I saw this disturbing story (via the wesabe blog) about a woman who can’t buy health insurance because she had a bout with cancer. Being without dental insurance bothers me enough, stomach ( i still kick myself for not picking up the COBRA coverage before the deadline – the thought of paying for a root canal out of pocket gives me the shivers) but the thought of no health insurance is terrifying.

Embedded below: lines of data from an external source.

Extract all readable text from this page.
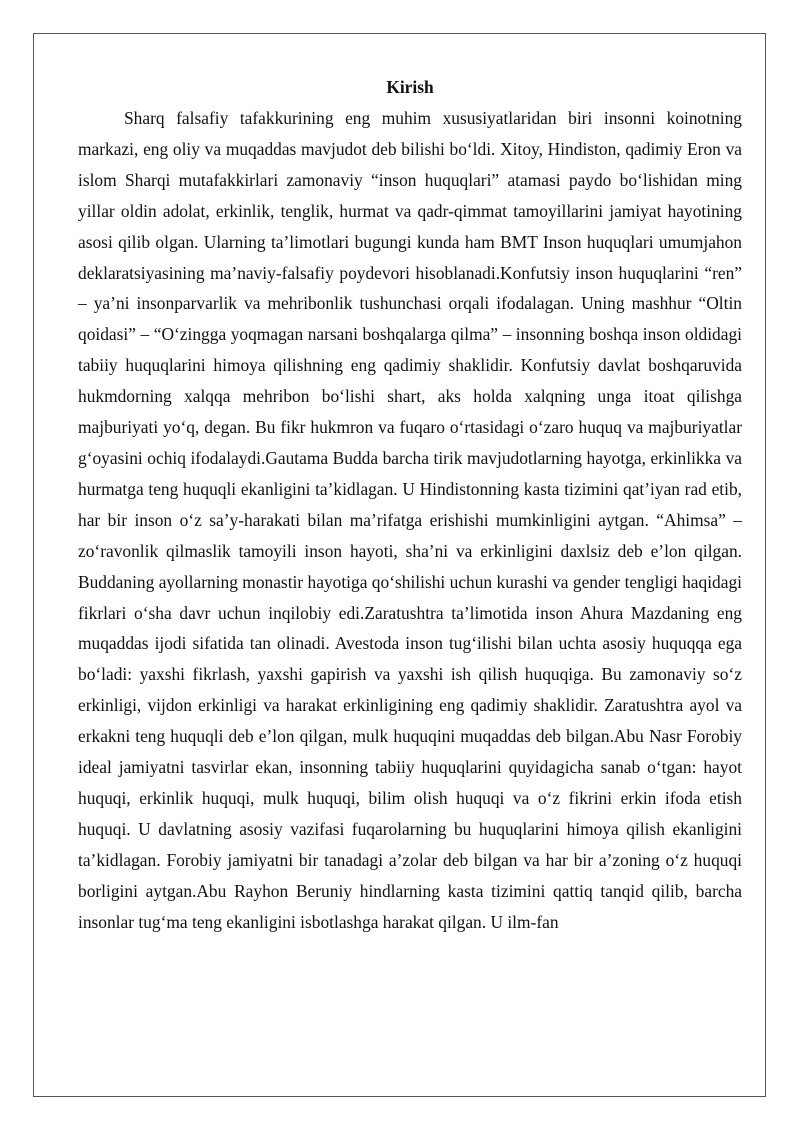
Kirish

Sharq falsafiy tafakkurining eng muhim xususiyatlaridan biri insonni koinotning markazi, eng oliy va muqaddas mavjudot deb bilishi bo‘ldi. Xitoy, Hindiston, qadimiy Eron va islom Sharqi mutafakkirlari zamonaviy “inson huquqlari” atamasi paydo bo‘lishidan ming yillar oldin adolat, erkinlik, tenglik, hurmat va qadr-qimmat tamoyillarini jamiyat hayotining asosi qilib olgan. Ularning ta’limotlari bugungi kunda ham BMT Inson huquqlari umumjahon deklaratsiyasining ma’naviy-falsafiy poydevori hisoblanadi.Konfutsiy inson huquqlarini “ren” – ya’ni insonparvarlik va mehribonlik tushunchasi orqali ifodalagan. Uning mashhur “Oltin qoidasi” – “O‘zingga yoqmagan narsani boshqalarga qilma” – insonning boshqa inson oldidagi tabiiy huquqlarini himoya qilishning eng qadimiy shaklidir. Konfutsiy davlat boshqaruvida hukmdorning xalqqa mehribon bo‘lishi shart, aks holda xalqning unga itoat qilishga majburiyati yo‘q, degan. Bu fikr hukmron va fuqaro o‘rtasidagi o‘zaro huquq va majburiyatlar g‘oyasini ochiq ifodalaydi.Gautama Budda barcha tirik mavjudotlarning hayotga, erkinlikka va hurmatga teng huquqli ekanligini ta’kidlagan. U Hindistonning kasta tizimini qat’iyan rad etib, har bir inson o‘z sa’y-harakati bilan ma’rifatga erishishi mumkinligini aytgan. “Ahimsa” – zo‘ravonlik qilmaslik tamoyili inson hayoti, sha’ni va erkinligini daxlsiz deb e’lon qilgan. Buddaning ayollarning monastir hayotiga qo‘shilishi uchun kurashi va gender tengligi haqidagi fikrlari o‘sha davr uchun inqilobiy edi.Zaratushtra ta’limotida inson Ahura Mazdaning eng muqaddas ijodi sifatida tan olinadi. Avestoda inson tug‘ilishi bilan uchta asosiy huquqqa ega bo‘ladi: yaxshi fikrlash, yaxshi gapirish va yaxshi ish qilish huquqiga. Bu zamonaviy so‘z erkinligi, vijdon erkinligi va harakat erkinligining eng qadimiy shaklidir. Zaratushtra ayol va erkakni teng huquqli deb e’lon qilgan, mulk huquqini muqaddas deb bilgan.Abu Nasr Forobiy ideal jamiyatni tasvirlar ekan, insonning tabiiy huquqlarini quyidagicha sanab o‘tgan: hayot huquqi, erkinlik huquqi, mulk huquqi, bilim olish huquqi va o‘z fikrini erkin ifoda etish huquqi. U davlatning asosiy vazifasi fuqarolarning bu huquqlarini himoya qilish ekanligini ta’kidlagan. Forobiy jamiyatni bir tanadagi a’zolar deb bilgan va har bir a’zoning o‘z huquqi borligini aytgan.Abu Rayhon Beruniy hindlarning kasta tizimini qattiq tanqid qilib, barcha insonlar tug‘ma teng ekanligini isbotlashga harakat qilgan. U ilm-fan
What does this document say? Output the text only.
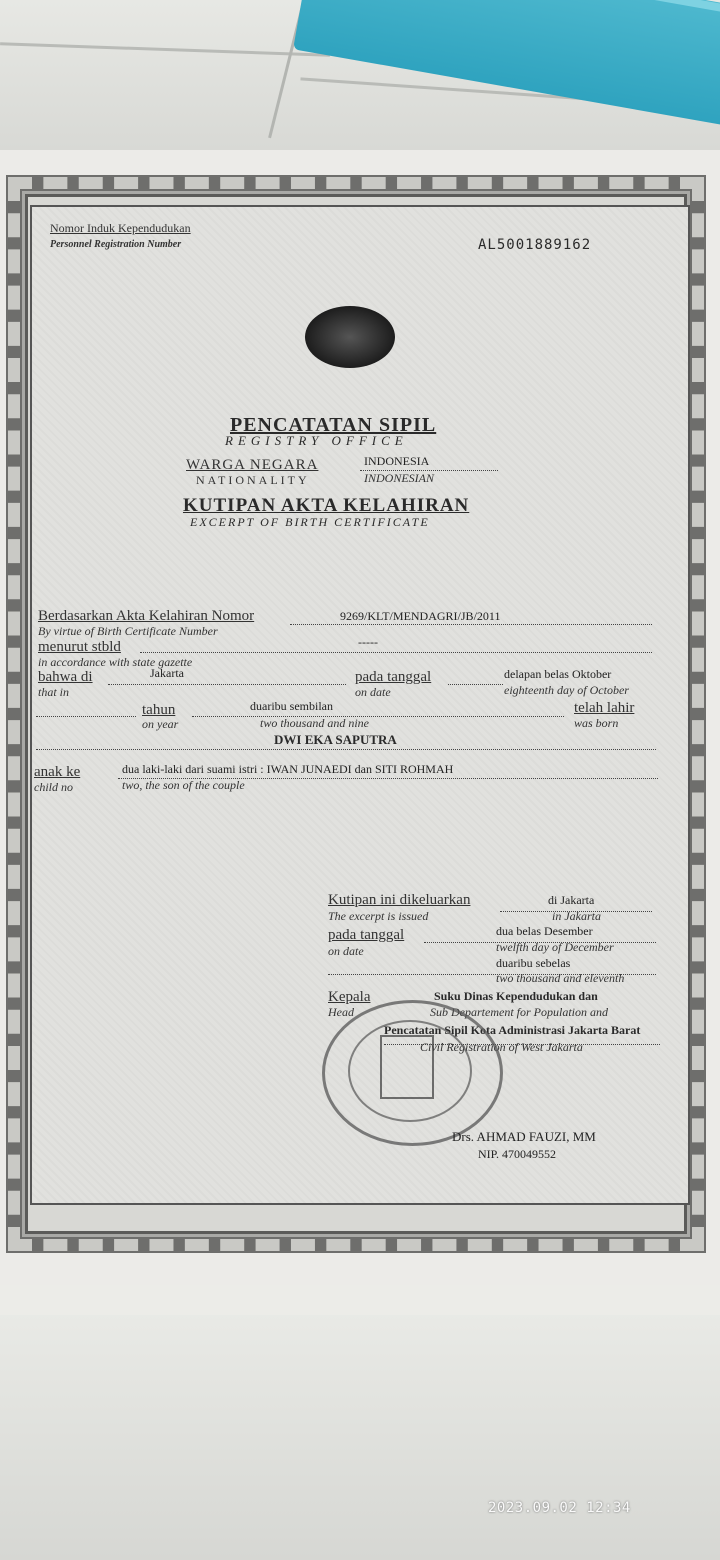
Nomor Induk Kependudukan
Personnel Registration Number	AL5001889162
PENCATATAN SIPIL
REGISTRY OFFICE
WARGA NEGARA
NATIONALITY
INDONESIA
INDONESIAN
KUTIPAN AKTA KELAHIRAN
EXCERPT OF BIRTH CERTIFICATE
Berdasarkan Akta Kelahiran Nomor
By virtue of Birth Certificate Number
9269/KLT/MENDAGRI/JB/2011
menurut stbld	-----
in accordance with state gazette
bahwa di
that in
Jakarta	pada tanggal
on date
delapan belas Oktober
eighteenth day of October
tahun
on year
duaribu sembilan
two thousand and nine
telah lahir
was born
DWI EKA SAPUTRA
anak ke
child no
dua laki-laki dari suami istri : IWAN JUNAEDI dan SITI ROHMAH
two, the son of the couple
Kutipan ini dikeluarkan
The excerpt is issued
di Jakarta
in Jakarta
pada tanggal
on date
dua belas Desember
twelfth day of December
duaribu sebelas
two thousand and eleventh
Kepala
Head
Suku Dinas Kependudukan dan
Sub Departement for Population and
Pencatatan Sipil Kota Administrasi Jakarta Barat
Civil Registration of West Jakarta
Drs. AHMAD FAUZI, MM
NIP. 470049552
2023.09.02 12:34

I can’t believe that we, as a country can’t solve this problem and make it easier for individuals to obtain insurance. By insuring everyone, even the young and relatively healthy, the risk is spread around enough that it is overall more affordable for everyone. Surely having portable insurance would allow people to start their own businesses or just take extended time off to do something different, which would have to be a boost to the economy. It seems like the anti-health care forces would have us believe that any insurance changes would be bad for small business, but I can’t believe that is truly the case if we do it right.
Posting this little ruby snippet so i can reference it later. Need to recursively delete directories with a certain name in a large tree? The simplest example is scrubbing those pesky .svn directories in a subversion repository, unhealthy which can be done like so:

require ‘fileutils’
Dir.glob(“**/.svn/”) {|fname| FileUtils.rm_r(fname) }

another use case I have here at work is to scrub extra maven generated versions of code out of each java project (so as to keep eclipse sane). In this case, thumb we want to delete all directories (and their contents) named “target” except for the target directory at the root (because mvn clean is “too clean” in this instance):

require ‘fileutils’
Dir.glob(“**/target/”) {|fname| FileUtils.rm_r(fname) unless /^target.*/ =~ fname}

It gets a bit more complicated if you want to exclude list of directories from the operation. Here I found Ruby’s Enumerable module detect method quite handy to short circuit evaluate all the directories to exclude regex on each directory.


require 'fileutils'
@exclude= [/^foo.*/ , /^bar.*/ , /^james.*/, /^target.*/]
Dir.glob("**/target/") do |fname|
@erase = @exclude.detect{ |r| r =~ fname }.nil?
if @erase
puts "erasing #{fname}"
FileUtils.rm_r(fname)
else
puts "skipping #{fname}"
end
end

Note: this code won’t copy and paste well because wordpress replaces quotes with smartquotes. I also really need to fix my stylesheet for code samples.